Intentaron darse un beso de despedida y un abrazo último. Pero es difícil para los mortales resistir la conciencia de la verdadera despedida, para colmo el teléfono los interrumpió. En ruso le dijeron que tenía diez minutos para salir, que ya estaban afuera esperándola, que actuara sensatamente para que no brincara el olor de la sangre.

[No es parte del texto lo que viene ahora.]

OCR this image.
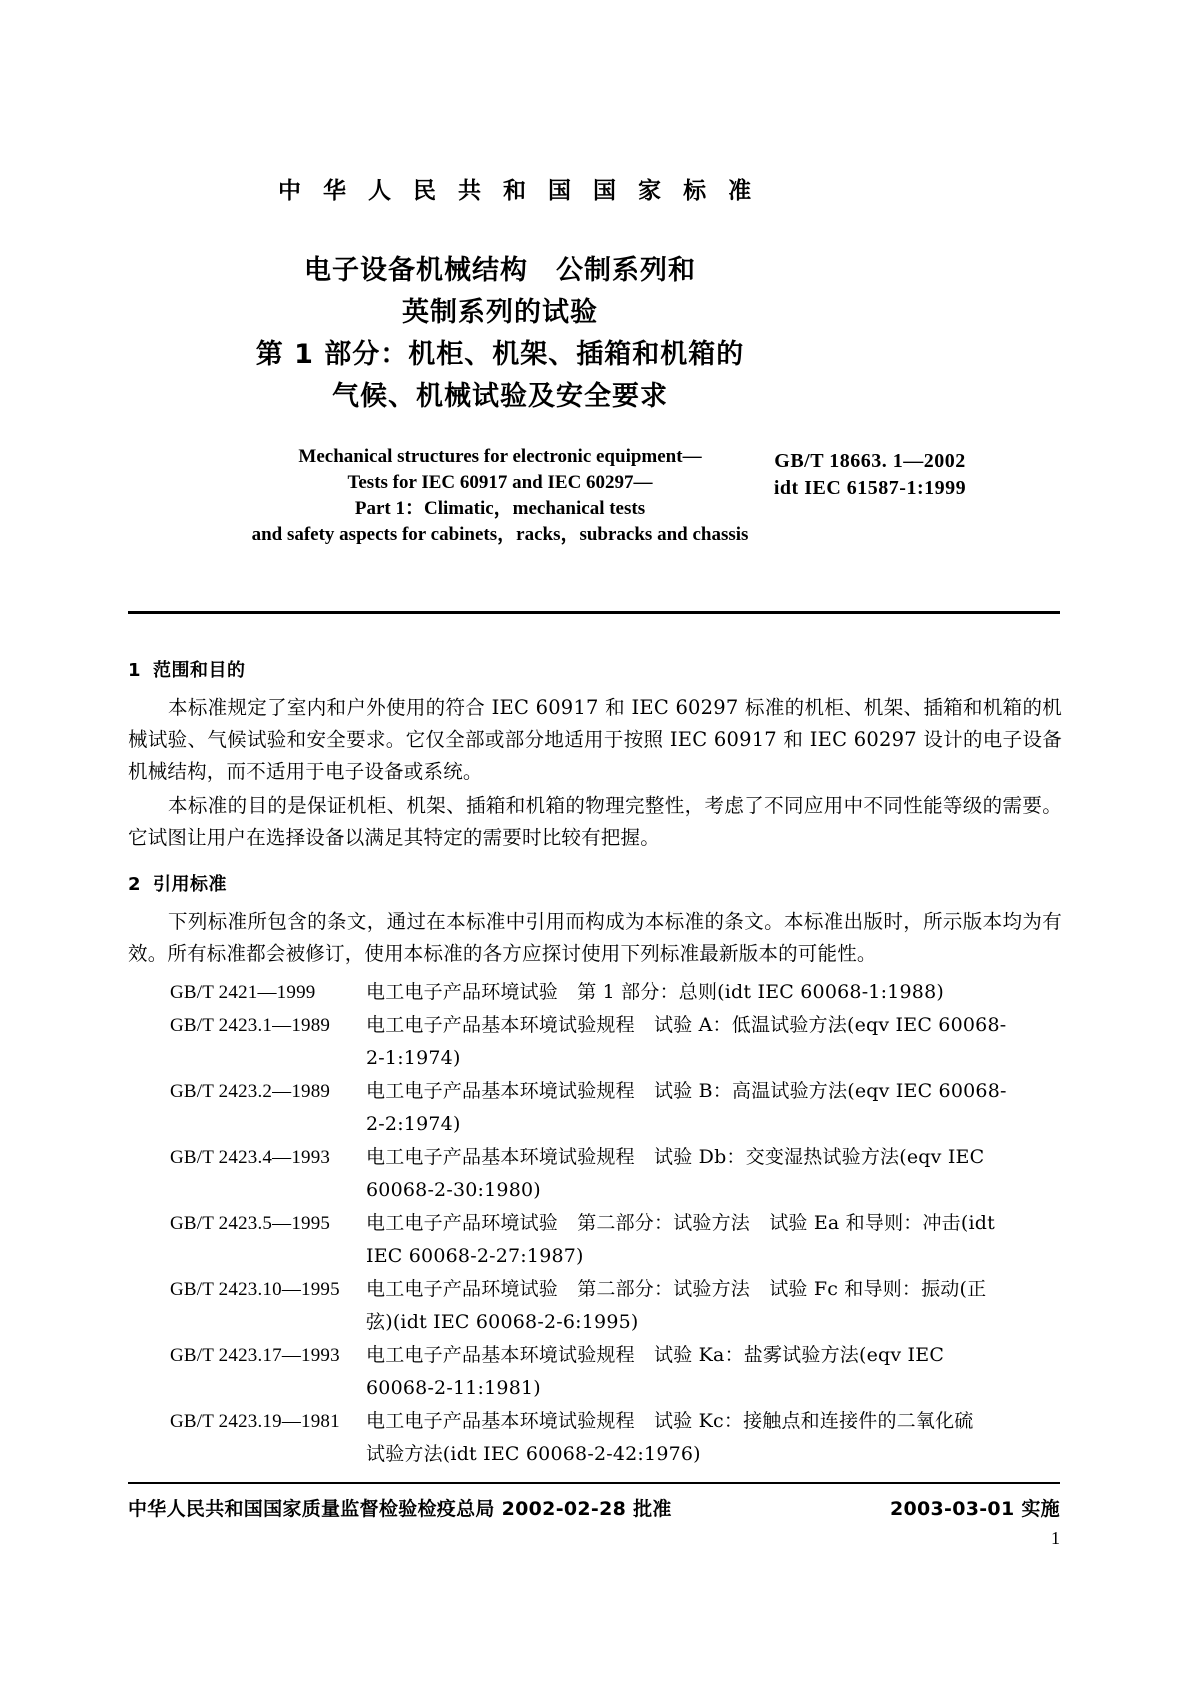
中 华 人 民 共 和 国 国 家 标 准
电子设备机械结构　公制系列和
英制系列的试验
第 1 部分：机柜、机架、插箱和机箱的
气候、机械试验及安全要求
Mechanical structures for electronic equipment—
Tests for IEC 60917 and IEC 60297—
Part 1：Climatic，mechanical tests
and safety aspects for cabinets，racks，subracks and chassis
GB/T 18663. 1—2002
idt IEC 61587-1:1999
1 范围和目的

本标准规定了室内和户外使用的符合 IEC 60917 和 IEC 60297 标准的机柜、机架、插箱和机箱的机械试验、气候试验和安全要求。它仅全部或部分地适用于按照 IEC 60917 和 IEC 60297 设计的电子设备机械结构，而不适用于电子设备或系统。

本标准的目的是保证机柜、机架、插箱和机箱的物理完整性，考虑了不同应用中不同性能等级的需要。它试图让用户在选择设备以满足其特定的需要时比较有把握。

2 引用标准

下列标准所包含的条文，通过在本标准中引用而构成为本标准的条文。本标准出版时，所示版本均为有效。所有标准都会被修订，使用本标准的各方应探讨使用下列标准最新版本的可能性。

GB/T 2421—1999	电工电子产品环境试验　第 1 部分：总则(idt IEC 60068-1:1988)
GB/T 2423.1—1989 电工电子产品基本环境试验规程　试验 A：低温试验方法(eqv IEC 60068-
2-1:1974)
GB/T 2423.2—1989 电工电子产品基本环境试验规程　试验 B：高温试验方法(eqv IEC 60068-
2-2:1974)
GB/T 2423.4—1993 电工电子产品基本环境试验规程　试验 Db：交变湿热试验方法(eqv IEC
60068-2-30:1980)
GB/T 2423.5—1995 电工电子产品环境试验　第二部分：试验方法　试验 Ea 和导则：冲击(idt
IEC 60068-2-27:1987)
GB/T 2423.10—1995 电工电子产品环境试验　第二部分：试验方法　试验 Fc 和导则：振动(正
弦)(idt IEC 60068-2-6:1995)
GB/T 2423.17—1993 电工电子产品基本环境试验规程　试验 Ka：盐雾试验方法(eqv IEC
60068-2-11:1981)
GB/T 2423.19—1981 电工电子产品基本环境试验规程　试验 Kc：接触点和连接件的二氧化硫
试验方法(idt IEC 60068-2-42:1976)
中华人民共和国国家质量监督检验检疫总局 2002‐02‐28 批准	2003‐03‐01 实施
1
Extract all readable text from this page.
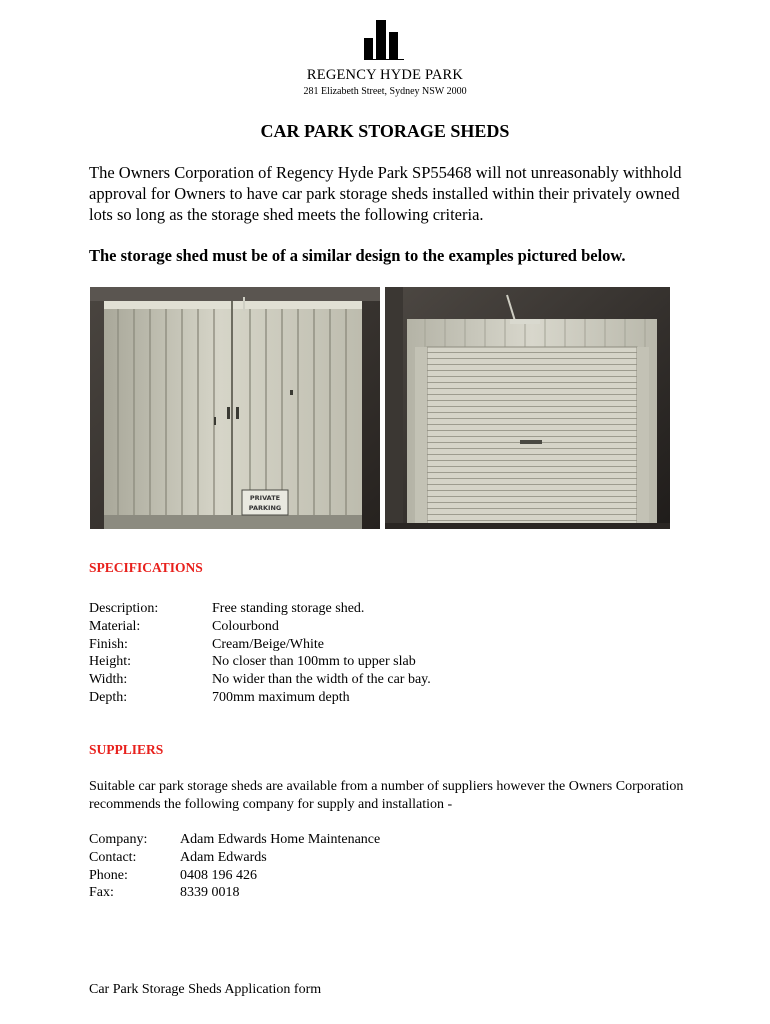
REGENCY HYDE PARK
281 Elizabeth Street, Sydney NSW 2000
CAR PARK STORAGE SHEDS
The Owners Corporation of Regency Hyde Park SP55468 will not unreasonably withhold approval for Owners to have car park storage sheds installed within their privately owned lots so long as the storage shed meets the following criteria.
The storage shed must be of a similar design to the examples pictured below.
PRIVATE
PARKING
SPECIFICATIONS
Description:	Free standing storage shed.
Material:	Colourbond
Finish:	Cream/Beige/White
Height:	No closer than 100mm to upper slab
Width:	No wider than the width of the car bay.
Depth:	700mm maximum depth
SUPPLIERS
Suitable car park storage sheds are available from a number of suppliers however the Owners Corporation recommends the following company for supply and installation -
Company: Adam Edwards Home Maintenance
Contact:	Adam Edwards
Phone:	0408 196 426
Fax:	8339 0018
Car Park Storage Sheds Application form
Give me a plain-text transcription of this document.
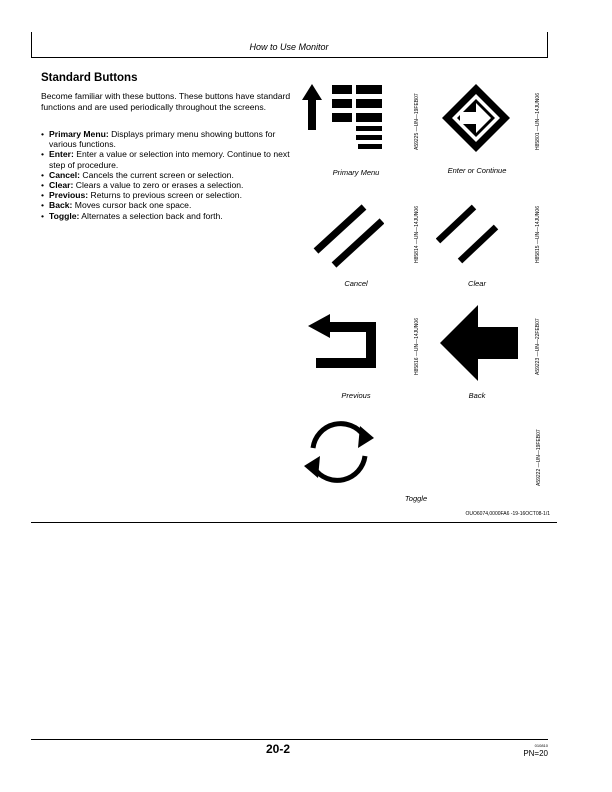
How to Use Monitor
Standard Buttons

Become familiar with these buttons. These buttons have standard functions and are used periodically throughout the screens.

• Primary Menu: Displays primary menu showing buttons for various functions.
• Enter: Enter a value or selection into memory. Continue to next step of procedure.
• Cancel: Cancels the current screen or selection.
• Clear: Clears a value to zero or erases a selection.
• Previous: Returns to previous screen or selection.
• Back: Moves cursor back one space.
• Toggle: Alternates a selection back and forth.
Primary Menu
A59225 —UN—19FEB07
Enter or Continue
H85801 —UN—14JUN06
Cancel
H85814 —UN—14JUN06
Clear
H85815 —UN—14JUN06
Previous
H85816 —UN—14JUN06
Back
A59223 —UN—22FEB07
Toggle
A59222 —UN—19FEB07
OUO6074,0000FA6 -19-16OCT08-1/1
20-2	010810
PN=20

Salieron juntos. Había tres hombres en una camioneta, los tres descendieron y gritaron en ruso. También en ruso respondió Helena. Uno de ellos se acercó y la tomó del brazo para acompañarla a subir. Otro subió para tomar el volante. Sólo uno se quedó mirando a Héctor de frente y le hizo una seña tal vez para alejarlo o para retarlo.
Se imaginó asesinándolos rápidamente, también se imaginó que volvía a cambiarle los pañales a su hijo, incluso imaginó un pasado distinto en el que le decía a su hermano que de ningún modo permitiría que se casara con una rusa. Al final no hizo nada de lo que imaginó. Aunque sacó una pistola y gritó que ella debía decidir y hasta ahí llegó su vida, pues los tres hombres estaban armados y los tres le dispararon y le dieron.